Zdecydowanie spółka jest na fali wzrostowej. Jest to najsilniej rosnąca część naszego biznesu, co wynika m.in. z połączenia oddziałów Open Finance i Home Broker. Firma może pochwalić się bogatą ofertą mieszkań z rynku pierwotnego. Sprzedajemy ich zdecydowanie więcej niż łącznie dwóch największych deweloperów w Polsce. Z kwartału na kwartał bijemy rekordy sprzedaży i dodatkowo staramy się wdrażać nowe, innowacyjne rozwiązania ułatwiające klientom wybór odpowiedniego mieszkania.
Wszystko to pięknie brzmi, ale akcje Open Finance na GPW od początku roku zostały mocno przecenione.
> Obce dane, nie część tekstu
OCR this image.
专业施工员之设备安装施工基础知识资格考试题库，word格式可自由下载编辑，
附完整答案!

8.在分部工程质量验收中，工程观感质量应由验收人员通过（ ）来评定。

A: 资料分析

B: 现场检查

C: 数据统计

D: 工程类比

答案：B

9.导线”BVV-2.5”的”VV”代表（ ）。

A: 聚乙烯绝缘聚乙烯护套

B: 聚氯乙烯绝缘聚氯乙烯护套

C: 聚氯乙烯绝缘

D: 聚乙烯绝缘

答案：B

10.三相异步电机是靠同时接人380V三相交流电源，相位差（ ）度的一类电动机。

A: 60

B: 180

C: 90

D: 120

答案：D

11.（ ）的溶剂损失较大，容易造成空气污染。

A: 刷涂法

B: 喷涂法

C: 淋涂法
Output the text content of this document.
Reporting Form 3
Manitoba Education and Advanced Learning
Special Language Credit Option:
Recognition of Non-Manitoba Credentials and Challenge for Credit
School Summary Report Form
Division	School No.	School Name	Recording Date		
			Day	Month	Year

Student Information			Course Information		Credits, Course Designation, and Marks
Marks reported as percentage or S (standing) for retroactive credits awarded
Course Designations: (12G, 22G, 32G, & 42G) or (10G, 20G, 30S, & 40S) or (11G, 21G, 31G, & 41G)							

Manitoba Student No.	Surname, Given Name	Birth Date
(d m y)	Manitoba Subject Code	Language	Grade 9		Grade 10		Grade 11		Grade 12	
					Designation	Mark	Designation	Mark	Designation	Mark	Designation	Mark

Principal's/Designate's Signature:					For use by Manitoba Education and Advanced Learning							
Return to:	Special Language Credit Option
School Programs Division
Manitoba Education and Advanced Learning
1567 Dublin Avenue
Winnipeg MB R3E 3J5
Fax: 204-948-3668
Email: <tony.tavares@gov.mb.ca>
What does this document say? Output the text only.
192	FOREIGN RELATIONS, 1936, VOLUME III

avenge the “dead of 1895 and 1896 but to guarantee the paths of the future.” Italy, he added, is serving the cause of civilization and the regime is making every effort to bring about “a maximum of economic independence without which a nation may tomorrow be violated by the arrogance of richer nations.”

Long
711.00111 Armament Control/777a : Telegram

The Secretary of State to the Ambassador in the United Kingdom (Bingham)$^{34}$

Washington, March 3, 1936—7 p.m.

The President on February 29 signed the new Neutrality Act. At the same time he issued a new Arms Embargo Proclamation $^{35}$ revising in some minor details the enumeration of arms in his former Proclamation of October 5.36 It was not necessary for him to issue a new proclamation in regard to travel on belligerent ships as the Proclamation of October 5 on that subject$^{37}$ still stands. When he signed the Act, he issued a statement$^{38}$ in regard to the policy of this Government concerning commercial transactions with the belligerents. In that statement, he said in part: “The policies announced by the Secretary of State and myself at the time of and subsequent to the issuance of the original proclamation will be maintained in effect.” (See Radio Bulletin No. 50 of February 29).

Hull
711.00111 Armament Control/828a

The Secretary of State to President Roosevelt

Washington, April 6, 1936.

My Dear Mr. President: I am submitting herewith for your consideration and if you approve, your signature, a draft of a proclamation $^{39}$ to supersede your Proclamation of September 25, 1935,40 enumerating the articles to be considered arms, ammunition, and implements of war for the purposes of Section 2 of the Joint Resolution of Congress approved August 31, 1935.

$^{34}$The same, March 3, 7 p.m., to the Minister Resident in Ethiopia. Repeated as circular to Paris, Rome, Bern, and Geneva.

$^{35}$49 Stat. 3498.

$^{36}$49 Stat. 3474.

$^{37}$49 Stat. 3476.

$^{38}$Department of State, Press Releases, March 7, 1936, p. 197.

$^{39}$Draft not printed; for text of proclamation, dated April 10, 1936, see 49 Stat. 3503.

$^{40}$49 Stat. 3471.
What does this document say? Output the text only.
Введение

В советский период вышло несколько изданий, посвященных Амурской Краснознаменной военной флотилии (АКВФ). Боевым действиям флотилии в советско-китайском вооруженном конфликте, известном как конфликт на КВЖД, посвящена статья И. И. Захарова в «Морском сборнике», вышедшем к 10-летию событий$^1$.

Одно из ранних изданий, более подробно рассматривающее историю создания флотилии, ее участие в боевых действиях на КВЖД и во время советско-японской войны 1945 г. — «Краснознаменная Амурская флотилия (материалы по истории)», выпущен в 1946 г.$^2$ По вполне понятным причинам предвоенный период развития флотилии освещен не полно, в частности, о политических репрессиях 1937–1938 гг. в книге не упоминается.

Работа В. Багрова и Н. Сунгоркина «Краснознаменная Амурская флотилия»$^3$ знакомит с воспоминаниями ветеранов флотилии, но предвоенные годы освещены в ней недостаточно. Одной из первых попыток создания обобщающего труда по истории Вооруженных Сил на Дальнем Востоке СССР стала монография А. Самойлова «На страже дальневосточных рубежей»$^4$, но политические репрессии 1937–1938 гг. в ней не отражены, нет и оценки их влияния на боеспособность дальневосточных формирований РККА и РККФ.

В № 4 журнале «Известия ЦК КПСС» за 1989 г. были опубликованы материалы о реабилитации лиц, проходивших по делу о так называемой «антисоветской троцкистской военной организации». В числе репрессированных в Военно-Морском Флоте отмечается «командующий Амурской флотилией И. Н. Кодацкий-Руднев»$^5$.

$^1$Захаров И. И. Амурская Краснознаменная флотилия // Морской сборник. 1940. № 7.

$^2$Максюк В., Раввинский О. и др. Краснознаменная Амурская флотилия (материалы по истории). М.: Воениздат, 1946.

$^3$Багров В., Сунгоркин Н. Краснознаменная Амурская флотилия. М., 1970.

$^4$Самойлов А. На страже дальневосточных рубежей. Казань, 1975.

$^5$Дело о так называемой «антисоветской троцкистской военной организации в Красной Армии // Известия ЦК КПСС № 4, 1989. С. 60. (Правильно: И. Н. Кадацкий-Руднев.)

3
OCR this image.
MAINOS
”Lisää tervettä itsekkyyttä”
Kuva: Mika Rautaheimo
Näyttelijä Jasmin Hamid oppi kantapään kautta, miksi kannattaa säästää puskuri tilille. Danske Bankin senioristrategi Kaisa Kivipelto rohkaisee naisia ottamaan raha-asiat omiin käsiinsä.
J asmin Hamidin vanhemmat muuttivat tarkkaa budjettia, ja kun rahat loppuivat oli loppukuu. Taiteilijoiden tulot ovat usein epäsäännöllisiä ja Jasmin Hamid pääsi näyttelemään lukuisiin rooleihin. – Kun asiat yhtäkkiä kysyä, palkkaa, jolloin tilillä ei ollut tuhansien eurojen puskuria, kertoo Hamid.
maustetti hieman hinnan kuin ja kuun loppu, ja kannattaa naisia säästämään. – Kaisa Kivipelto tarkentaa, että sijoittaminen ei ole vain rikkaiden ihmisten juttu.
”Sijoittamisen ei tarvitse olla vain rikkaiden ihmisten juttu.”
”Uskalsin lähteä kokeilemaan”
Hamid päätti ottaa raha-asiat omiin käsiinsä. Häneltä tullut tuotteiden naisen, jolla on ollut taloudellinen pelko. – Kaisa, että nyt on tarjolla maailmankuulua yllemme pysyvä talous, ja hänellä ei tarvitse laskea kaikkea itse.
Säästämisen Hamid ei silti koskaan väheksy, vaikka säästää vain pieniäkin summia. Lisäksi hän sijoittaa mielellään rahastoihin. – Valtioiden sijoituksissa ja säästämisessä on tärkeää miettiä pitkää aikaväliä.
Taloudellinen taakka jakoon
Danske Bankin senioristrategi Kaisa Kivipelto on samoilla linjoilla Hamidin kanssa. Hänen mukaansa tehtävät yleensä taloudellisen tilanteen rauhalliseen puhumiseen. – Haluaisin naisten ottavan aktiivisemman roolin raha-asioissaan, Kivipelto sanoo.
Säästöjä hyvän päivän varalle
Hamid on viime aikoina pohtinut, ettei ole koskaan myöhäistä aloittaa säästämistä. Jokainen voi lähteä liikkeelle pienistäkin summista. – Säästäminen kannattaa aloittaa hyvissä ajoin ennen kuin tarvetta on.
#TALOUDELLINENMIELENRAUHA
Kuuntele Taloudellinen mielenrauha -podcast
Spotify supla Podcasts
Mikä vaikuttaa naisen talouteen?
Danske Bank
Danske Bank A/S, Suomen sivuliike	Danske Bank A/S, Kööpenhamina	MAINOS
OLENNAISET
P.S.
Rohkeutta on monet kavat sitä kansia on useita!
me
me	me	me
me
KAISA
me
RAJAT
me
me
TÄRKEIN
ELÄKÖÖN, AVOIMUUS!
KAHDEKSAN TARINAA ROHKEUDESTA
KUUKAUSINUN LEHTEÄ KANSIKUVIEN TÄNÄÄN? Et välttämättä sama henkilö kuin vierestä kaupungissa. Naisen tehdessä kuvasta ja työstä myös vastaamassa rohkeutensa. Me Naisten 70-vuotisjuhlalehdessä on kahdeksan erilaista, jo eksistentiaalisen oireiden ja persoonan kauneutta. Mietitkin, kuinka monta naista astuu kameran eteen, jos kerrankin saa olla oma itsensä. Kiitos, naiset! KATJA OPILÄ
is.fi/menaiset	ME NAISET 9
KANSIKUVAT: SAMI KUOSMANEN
Czy dzisiejsza wycena rynkowa odpowiada faktycznej wartości firmy?
W mojej subiektywnej ocenie oczywiście nie odzwierciedla. Głęboko jednak wierzę w to, że w najbliższym czasie zdecydowanie poprawimy naszą sytuację co musi znaleźć odzwierciedlenie w kursie akcji. Przejawem tej wiary jest fakt, że zapisałem się akcje nowej emisji na znaczącą część mojego majątku osobistego. Aktualny kurs traktuję, jako pewnego rodzaju cenę, jaką płacimy za to, że w tym roku robimy bardzo dużo rzeczy czyli porządkujemy bilans, rachunek zysków i strat czy też naszą działalność operacyjną. Zdaję sobie sprawę, że nie wszystkie te działania są zrozumiałe od razu dla potencjalnych inwestorów i przekłada się to na kurs akcji. Głęboko jednak wierzę, że wyniki które będziemy pokazywać w kolejnych kwartałach będą na tyle zachęcające, że kurs akcji też znajdzie się na innych poziomach.